The cosmetics retailer will report earnings after the close on Thursday, Dec. 2
Cosmetics retailer Ulta Beauty, Inc. (NASDAQ:ULTA) is plummeting today, last seen down 3.3% at $388.37. This negative price action comes ahead of the company's third-quarter earnings report, due out after the close on Thursday, Dec. 2. Below, we will dive deeper into the security's recent chart performance, as well as some of its previous post-earnings activity, for clues as to where it may be headed next.
Digging deeper, the security is just now cooling from a Nov. 16, record high of $417.85. The $385 area could contain today's pullback, though, while the 40-day moving is also working as a safety net. Longer term, Ulta Beauty stock still sports a 40.6% year-over-year lead.
ULTA has a positive history of post-earnings reactions, finishing five of eight next-day sessions higher in the last two years, including an 11.1% pop back in December 2019. Options traders are pricing in a 10.4% swing for the security this time around, which is much higher than the 4.9% move it averaged after its last eight reports, regardless of direction.
A shift in the options pits could create additional tailwinds for ULTA. This is per the stock's 10-day put/call volume ratio of 1.28 at the International Securities Exchange (ISE), Cboe Options Exchange (CBOE), and NASDAQ OMX PHLX (PHLX), which sits higher than 83% of annual readings. This means puts are getting picked up at a faster-than-usual clip.

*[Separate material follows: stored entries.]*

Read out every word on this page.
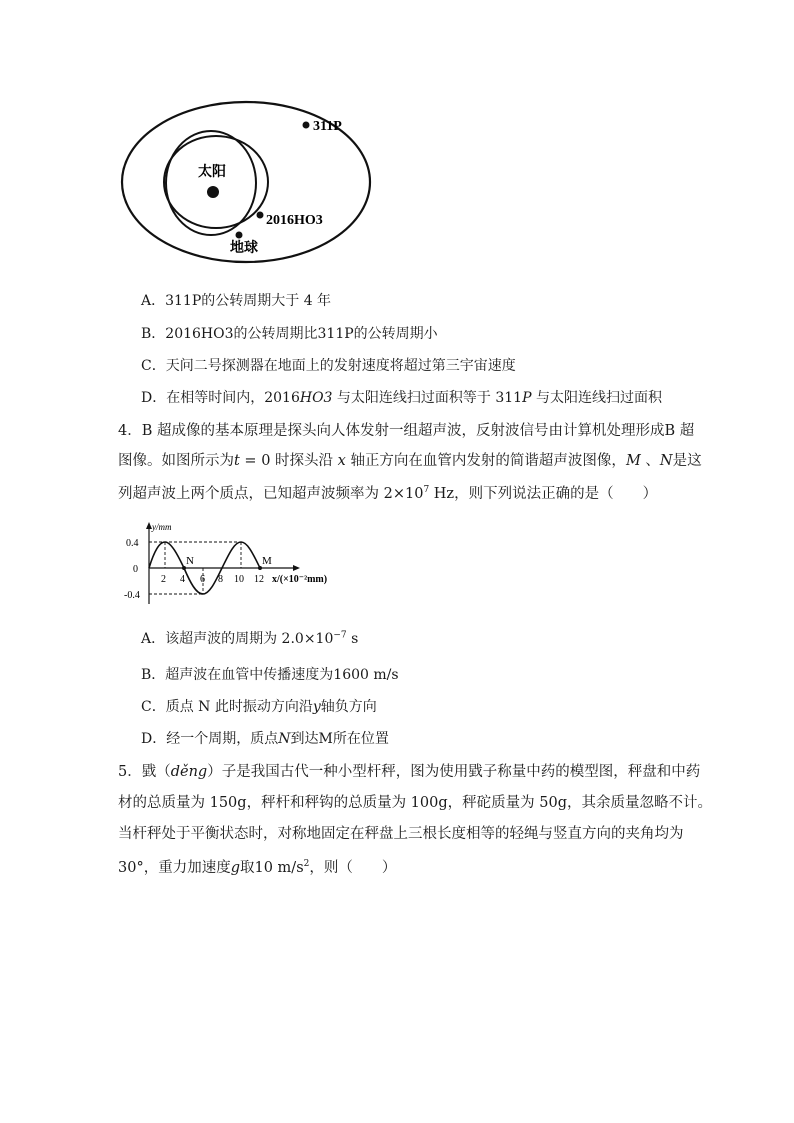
311P
太阳
2016HO3
地球
A．311P的公转周期大于 4 年
B．2016HO3的公转周期比311P的公转周期小
C．天问二号探测器在地面上的发射速度将超过第三宇宙速度
D．在相等时间内，2016HO3 与太阳连线扫过面积等于 311P 与太阳连线扫过面积
4．B 超成像的基本原理是探头向人体发射一组超声波，反射波信号由计算机处理形成B 超
图像。如图所示为t = 0 时探头沿 x 轴正方向在血管内发射的简谐超声波图像，M 、N是这
列超声波上两个质点，已知超声波频率为 $2\times 10^7$ Hz，则下列说法正确的是（　　）
y/mm
0.4
0
-0.4
2 4 6 8 10 12
N	M
x/(×10⁻²mm)
A．该超声波的周期为 $2.0\times 10^{-7}$ s
B．超声波在血管中传播速度为1600 m/s
C．质点 N 此时振动方向沿y轴负方向
D．经一个周期，质点N到达M所在位置
5．戥（děng）子是我国古代一种小型杆秤，图为使用戥子称量中药的模型图，秤盘和中药
材的总质量为 150g，秤杆和秤钩的总质量为 100g，秤砣质量为 50g，其余质量忽略不计。
当杆秤处于平衡状态时，对称地固定在秤盘上三根长度相等的轻绳与竖直方向的夹角均为
30°，重力加速度g取10 $m/s^2$，则（　　）
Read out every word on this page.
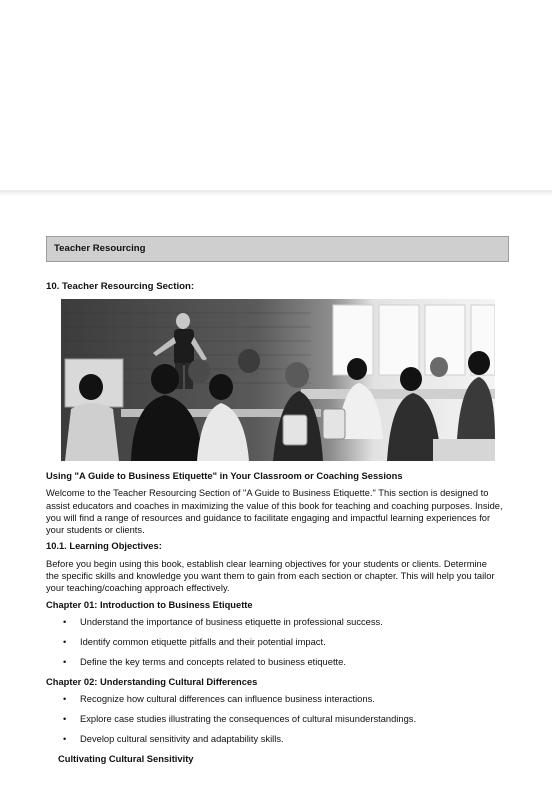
Teacher Resourcing
10. Teacher Resourcing Section:

Using "A Guide to Business Etiquette" in Your Classroom or Coaching Sessions

Welcome to the Teacher Resourcing Section of "A Guide to Business Etiquette." This section is designed to
assist educators and coaches in maximizing the value of this book for teaching and coaching purposes. Inside,
you will find a range of resources and guidance to facilitate engaging and impactful learning experiences for
your students or clients.

10.1. Learning Objectives:

Before you begin using this book, establish clear learning objectives for your students or clients. Determine
the specific skills and knowledge you want them to gain from each section or chapter. This will help you tailor
your teaching/coaching approach effectively.

Chapter 01: Introduction to Business Etiquette

• Understand the importance of business etiquette in professional success.
• Identify common etiquette pitfalls and their potential impact.
• Define the key terms and concepts related to business etiquette.

Chapter 02: Understanding Cultural Differences

• Recognize how cultural differences can influence business interactions.
• Explore case studies illustrating the consequences of cultural misunderstandings.
• Develop cultural sensitivity and adaptability skills.

Cultivating Cultural Sensitivity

Ulta Beauty stock’s bullish run has, in part, been sparked by the company’s 24% revenue and 314% net income growth in the past 12 months. However, the security appears to now be valued very richly at a price-earnings ratio of 30.83, as well as a price-sales ratio of 2.94.
ULTA also has a forward price-earnings ratio of 24.21, which signals an expected jump in earnings, but does not reflect significantly better valuation. Plus, the cosmetic company’s revenues and net income are up just 30% and 31%, respectively, since 2017. This just adds to the notion that ULTA is currently overvalued.